What Simulator Golf Really Gave Me
By the end of the trip, I realized that simulator golf had succeeded in exactly what I hoped it would do.
Playing these courses virtually throughout the winter did not make Scotland easier, and it certainly did not replicate the experience of standing on a windswept links course with rain in the air and the North Sea at your doorstep.
What it did provide was familiarity.
When I arrived in Scotland, I already understood the routing, strategy, and character of many of the courses we were about to play. Instead of spending the first few holes trying to figure everything out, I was able to immerse myself in the experience from the very first tee shot.
For me, that is where simulator golf delivered its greatest value.
It deepened my appreciation for the courses, the history, and the challenge of links golf itself.
Every Swing Matters
A small but personally meaningful detail ended up representing the entire experience for me.
At last year’s PGA Show, I was gifted a golf hat from ProTee United with large green lettering across the front that read “Parfection.” On the back, beneath the ProTee logo, was a simple phrase:
Every Swing Matters.
Among the dozens of golf hats I have accumulated over the years, that was the hat I chose to wear at the Old Course.
Not as a statement to anyone else, but as a quiet acknowledgment of how much simulator golf had positively influenced my own journey.
Over the last several years, the ProTee VX launch monitor transformed the way I practiced, learned, and understood the game.
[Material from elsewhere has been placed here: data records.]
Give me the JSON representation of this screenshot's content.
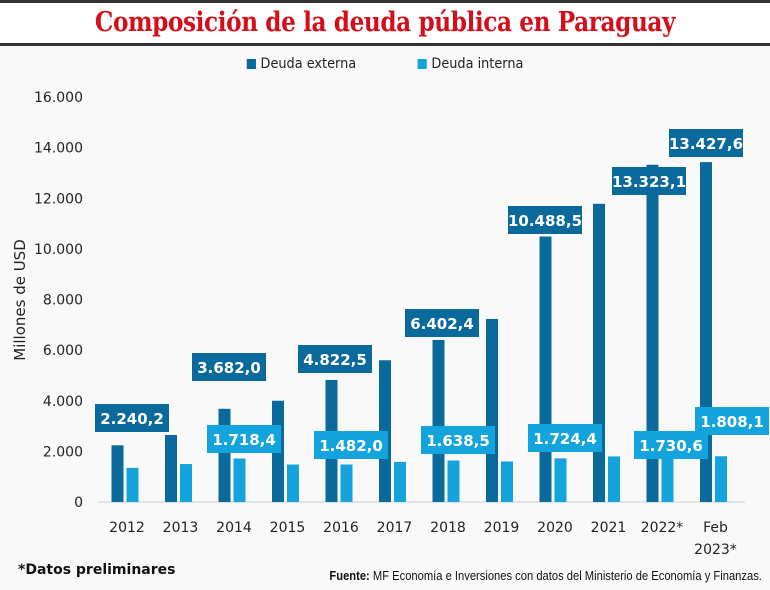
{
  "chart_data": {
    "type": "bar",
    "title": "Composición de la deuda pública en Paraguay",
    "xlabel": "",
    "ylabel": "Millones de USD",
    "ylim": [
      0,
      16000
    ],
    "yticks": [
      0,
      2000,
      4000,
      6000,
      8000,
      10000,
      12000,
      14000,
      16000
    ],
    "ytick_labels": [
      "0",
      "2.000",
      "4.000",
      "6.000",
      "8.000",
      "10.000",
      "12.000",
      "14.000",
      "16.000"
    ],
    "grid": false,
    "legend_position": "top-center",
    "categories": [
      "2012",
      "2013",
      "2014",
      "2015",
      "2016",
      "2017",
      "2018",
      "2019",
      "2020",
      "2021",
      "2022*",
      "Feb 2023*"
    ],
    "category_lines": [
      [
        "2012"
      ],
      [
        "2013"
      ],
      [
        "2014"
      ],
      [
        "2015"
      ],
      [
        "2016"
      ],
      [
        "2017"
      ],
      [
        "2018"
      ],
      [
        "2019"
      ],
      [
        "2020"
      ],
      [
        "2021"
      ],
      [
        "2022*"
      ],
      [
        "Feb",
        "2023*"
      ]
    ],
    "series": [
      {
        "name": "Deuda externa",
        "color": "#0a6a9c",
        "values": [
          2240.2,
          2650,
          3682.0,
          4000,
          4822.5,
          5600,
          6402.4,
          7230,
          10488.5,
          11780,
          13323.1,
          13427.6
        ],
        "labels": [
          "2.240,2",
          null,
          "3.682,0",
          null,
          "4.822,5",
          null,
          "6.402,4",
          null,
          "10.488,5",
          null,
          "13.323,1",
          "13.427,6"
        ]
      },
      {
        "name": "Deuda interna",
        "color": "#14a4dd",
        "values": [
          1350,
          1500,
          1718.4,
          1480,
          1482.0,
          1580,
          1638.5,
          1600,
          1724.4,
          1800,
          1730.6,
          1808.1
        ],
        "labels": [
          null,
          null,
          "1.718,4",
          null,
          "1.482,0",
          null,
          "1.638,5",
          null,
          "1.724,4",
          null,
          "1.730,6",
          "1.808,1"
        ]
      }
    ]
  },
  "footnote": "*Datos preliminares",
  "source": {
    "label": "Fuente:",
    "text": " MF Economía e Inversiones con datos del Ministerio de Economía y Finanzas."
  }
}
It helped me arrive at the most iconic golf course in the world ready to enjoy the moment rather than be intimidated by it.
The simulator taught me mechanics, strategy, and preparation.
Scotland taught me adaptability, creativity, and humility in ways no simulator ever could.
Together, they made the experience unforgettable.
A collection of moments from an unforgettable day at The Old Course at St Andrews - walking the fairways, crossing the Swilcan Bridge, standing beside the Hell Bunker, and sharing the experience with friends on the birthplace of golf.
The iconic Road Hole at St Andrews on my ProTee VX simulator. Long before I ever stood on the 17th tee in Scotland, I had already played this hole dozens of times virtually. Seeing it on a screen and standing on it in person are very different experiences, but the familiarity helped build confidence.
The 17th Road Hole is one of the most famous and intimidating tee shots in golf. I'd played it countless times on my simulator, but nothing compares to standing on the actual tee at St Andrews and watching the ball trace its way down the fairway.
Another virtual look at the Road Hole, this time on TrackMan. I played it weekly all winter on a TrackMan IO.
The Old Course routing is instantly recognizable to golfers around the world. After spending so much time studying and playing the course virtually, it was surreal to hold the scorecard in my hands and walk the same fairways I had only known through simulator golf.
My scorecard from the Old Course at St Andrews. A round I'll never forget. More than the final score, it represents years of preparation, anticipation, and finally experiencing the birthplace of golf in person.
Standing on the Swilcan Bridge is a rite of passage at St Andrews. Some golf trips are about the courses. The best ones are about the people you experience them with.